Walid Hassan

Personal information
- Full name: Walid Hassan Abdallah Ibrahim Al Rekabi
- Date of birth: 19 November 1991 (age 33)
- Place of birth: Tripoli, Libya
- Height: 1.75 m (5 ft 9 in)
- Position(s): Right-back

Team information
- Current team: Almahalla SC
- Number: 25

Senior career*
- Years: Team / Apps / (Gls)
- 2008–2013: Almahalla SC
- 2013–2017: Aschat SC
- 2017–2018: Al Khums SC
- 2018–2019: Ittihad Misurata
- 2019–2021: Al-Merrikh SC
- 2021–: Almahalla SC

International career^{‡}
- 2020–: Sudan / 7 / (0)

= Walid Hassan (footballer) =

Sudanese footballer (born 1991)

Walid Hassan Abdallah Ibrahim Al Rekabi (وليد حسن عبدالله الركابي, born 19 November 1991) is a professional footballer who plays as a right-back for Almahalla SC. Born in Libya, he plays for the Sudan national team.

==Career==
Hassan is a youth product of the Libyan club Almahalla SC, and began his career with them. He followed them with stints at Aschat SC, Al Khums SC and Ittihad Misurata.
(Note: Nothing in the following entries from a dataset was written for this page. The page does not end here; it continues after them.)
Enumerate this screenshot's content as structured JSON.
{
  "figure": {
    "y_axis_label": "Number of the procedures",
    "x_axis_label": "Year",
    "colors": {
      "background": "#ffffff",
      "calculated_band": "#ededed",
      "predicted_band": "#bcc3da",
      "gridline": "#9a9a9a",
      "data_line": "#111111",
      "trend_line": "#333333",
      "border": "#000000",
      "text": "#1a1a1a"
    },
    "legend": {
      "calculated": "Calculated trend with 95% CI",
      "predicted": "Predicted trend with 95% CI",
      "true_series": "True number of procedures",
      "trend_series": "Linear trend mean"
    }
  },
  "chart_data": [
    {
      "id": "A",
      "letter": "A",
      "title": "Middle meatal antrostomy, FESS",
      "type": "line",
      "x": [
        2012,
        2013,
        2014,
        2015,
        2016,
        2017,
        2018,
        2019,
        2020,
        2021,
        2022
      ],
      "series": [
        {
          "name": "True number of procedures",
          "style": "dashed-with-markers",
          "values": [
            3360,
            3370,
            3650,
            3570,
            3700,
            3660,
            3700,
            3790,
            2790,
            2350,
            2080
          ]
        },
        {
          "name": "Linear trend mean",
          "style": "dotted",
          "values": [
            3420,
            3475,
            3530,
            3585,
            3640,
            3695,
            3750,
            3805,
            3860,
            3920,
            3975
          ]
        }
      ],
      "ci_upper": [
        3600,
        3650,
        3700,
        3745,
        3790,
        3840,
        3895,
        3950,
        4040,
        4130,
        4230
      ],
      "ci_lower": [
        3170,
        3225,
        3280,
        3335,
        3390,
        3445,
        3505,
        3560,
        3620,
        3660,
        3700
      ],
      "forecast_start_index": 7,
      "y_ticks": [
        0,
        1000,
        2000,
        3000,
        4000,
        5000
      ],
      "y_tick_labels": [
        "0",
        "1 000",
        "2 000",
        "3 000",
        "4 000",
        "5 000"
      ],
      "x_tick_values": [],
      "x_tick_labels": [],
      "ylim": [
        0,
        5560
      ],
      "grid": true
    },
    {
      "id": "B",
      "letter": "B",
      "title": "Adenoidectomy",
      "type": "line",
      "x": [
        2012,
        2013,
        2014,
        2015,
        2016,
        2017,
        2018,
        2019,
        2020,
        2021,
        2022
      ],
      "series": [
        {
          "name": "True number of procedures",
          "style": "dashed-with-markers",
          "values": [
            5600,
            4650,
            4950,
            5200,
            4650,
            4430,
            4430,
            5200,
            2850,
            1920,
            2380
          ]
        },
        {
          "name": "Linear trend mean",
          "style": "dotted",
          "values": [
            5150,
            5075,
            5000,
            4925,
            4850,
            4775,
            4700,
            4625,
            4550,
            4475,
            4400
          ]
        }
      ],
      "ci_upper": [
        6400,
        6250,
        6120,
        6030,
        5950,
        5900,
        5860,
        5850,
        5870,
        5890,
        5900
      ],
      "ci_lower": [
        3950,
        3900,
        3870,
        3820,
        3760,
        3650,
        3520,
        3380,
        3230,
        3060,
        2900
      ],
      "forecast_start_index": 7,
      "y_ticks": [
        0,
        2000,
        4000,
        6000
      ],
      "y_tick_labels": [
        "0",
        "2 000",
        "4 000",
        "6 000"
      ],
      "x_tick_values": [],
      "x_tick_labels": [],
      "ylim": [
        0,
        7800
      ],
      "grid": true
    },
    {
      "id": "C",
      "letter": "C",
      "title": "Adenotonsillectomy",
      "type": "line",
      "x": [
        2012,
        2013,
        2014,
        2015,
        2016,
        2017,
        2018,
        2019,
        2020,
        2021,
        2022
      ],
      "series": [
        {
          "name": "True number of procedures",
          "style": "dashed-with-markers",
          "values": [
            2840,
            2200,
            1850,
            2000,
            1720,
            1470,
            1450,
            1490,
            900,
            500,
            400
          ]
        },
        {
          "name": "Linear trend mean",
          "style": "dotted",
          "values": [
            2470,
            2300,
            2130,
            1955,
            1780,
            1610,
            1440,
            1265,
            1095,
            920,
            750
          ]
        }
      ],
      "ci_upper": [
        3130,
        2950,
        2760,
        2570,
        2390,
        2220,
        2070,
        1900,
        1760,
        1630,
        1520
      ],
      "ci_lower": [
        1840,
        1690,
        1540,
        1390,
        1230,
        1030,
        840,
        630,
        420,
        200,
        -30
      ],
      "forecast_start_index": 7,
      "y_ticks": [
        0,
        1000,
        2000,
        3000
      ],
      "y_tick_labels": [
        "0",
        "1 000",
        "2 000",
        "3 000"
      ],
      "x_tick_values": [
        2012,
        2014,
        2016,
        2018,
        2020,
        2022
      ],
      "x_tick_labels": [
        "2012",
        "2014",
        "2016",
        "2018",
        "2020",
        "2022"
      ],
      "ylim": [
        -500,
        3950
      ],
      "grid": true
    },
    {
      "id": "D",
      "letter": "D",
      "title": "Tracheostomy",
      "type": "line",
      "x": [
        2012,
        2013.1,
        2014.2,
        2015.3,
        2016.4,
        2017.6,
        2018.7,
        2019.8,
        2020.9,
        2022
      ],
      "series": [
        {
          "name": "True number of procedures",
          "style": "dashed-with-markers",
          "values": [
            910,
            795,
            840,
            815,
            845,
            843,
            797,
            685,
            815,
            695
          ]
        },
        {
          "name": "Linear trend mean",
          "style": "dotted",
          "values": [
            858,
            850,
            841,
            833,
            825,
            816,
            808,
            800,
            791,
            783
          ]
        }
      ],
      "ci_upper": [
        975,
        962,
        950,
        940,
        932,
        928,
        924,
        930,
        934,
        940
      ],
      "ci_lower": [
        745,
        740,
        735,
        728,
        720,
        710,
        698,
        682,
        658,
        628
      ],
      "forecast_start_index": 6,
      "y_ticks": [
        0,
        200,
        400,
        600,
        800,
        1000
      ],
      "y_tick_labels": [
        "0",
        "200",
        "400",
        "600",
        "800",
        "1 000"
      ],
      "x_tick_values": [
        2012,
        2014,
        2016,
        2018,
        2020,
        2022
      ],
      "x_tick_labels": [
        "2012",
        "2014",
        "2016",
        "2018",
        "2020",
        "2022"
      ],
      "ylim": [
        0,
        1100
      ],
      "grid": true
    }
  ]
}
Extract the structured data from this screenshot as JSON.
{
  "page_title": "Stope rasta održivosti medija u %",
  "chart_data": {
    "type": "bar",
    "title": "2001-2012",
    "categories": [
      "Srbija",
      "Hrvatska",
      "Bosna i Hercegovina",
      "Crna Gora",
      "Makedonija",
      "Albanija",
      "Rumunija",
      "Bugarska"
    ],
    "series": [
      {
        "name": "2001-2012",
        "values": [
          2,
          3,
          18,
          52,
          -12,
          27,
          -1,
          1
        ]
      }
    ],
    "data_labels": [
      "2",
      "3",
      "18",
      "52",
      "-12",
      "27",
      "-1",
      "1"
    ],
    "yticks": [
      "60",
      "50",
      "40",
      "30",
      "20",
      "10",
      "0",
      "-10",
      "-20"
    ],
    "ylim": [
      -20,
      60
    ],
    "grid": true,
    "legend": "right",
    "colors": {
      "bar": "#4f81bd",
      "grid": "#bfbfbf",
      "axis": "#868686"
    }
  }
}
In 2019, after the Libyan Premier League got stopped, he moved to the Sudanese club Al-Merrikh SC. He returned to this first club Almahalla on 24 May 2021.

==International career==
Born in Libya, Hassan is of Sudanese descent. Hassan made his debut with the Sudan national team in a friendly 1–0 win over Eritrea on 25 January 2020.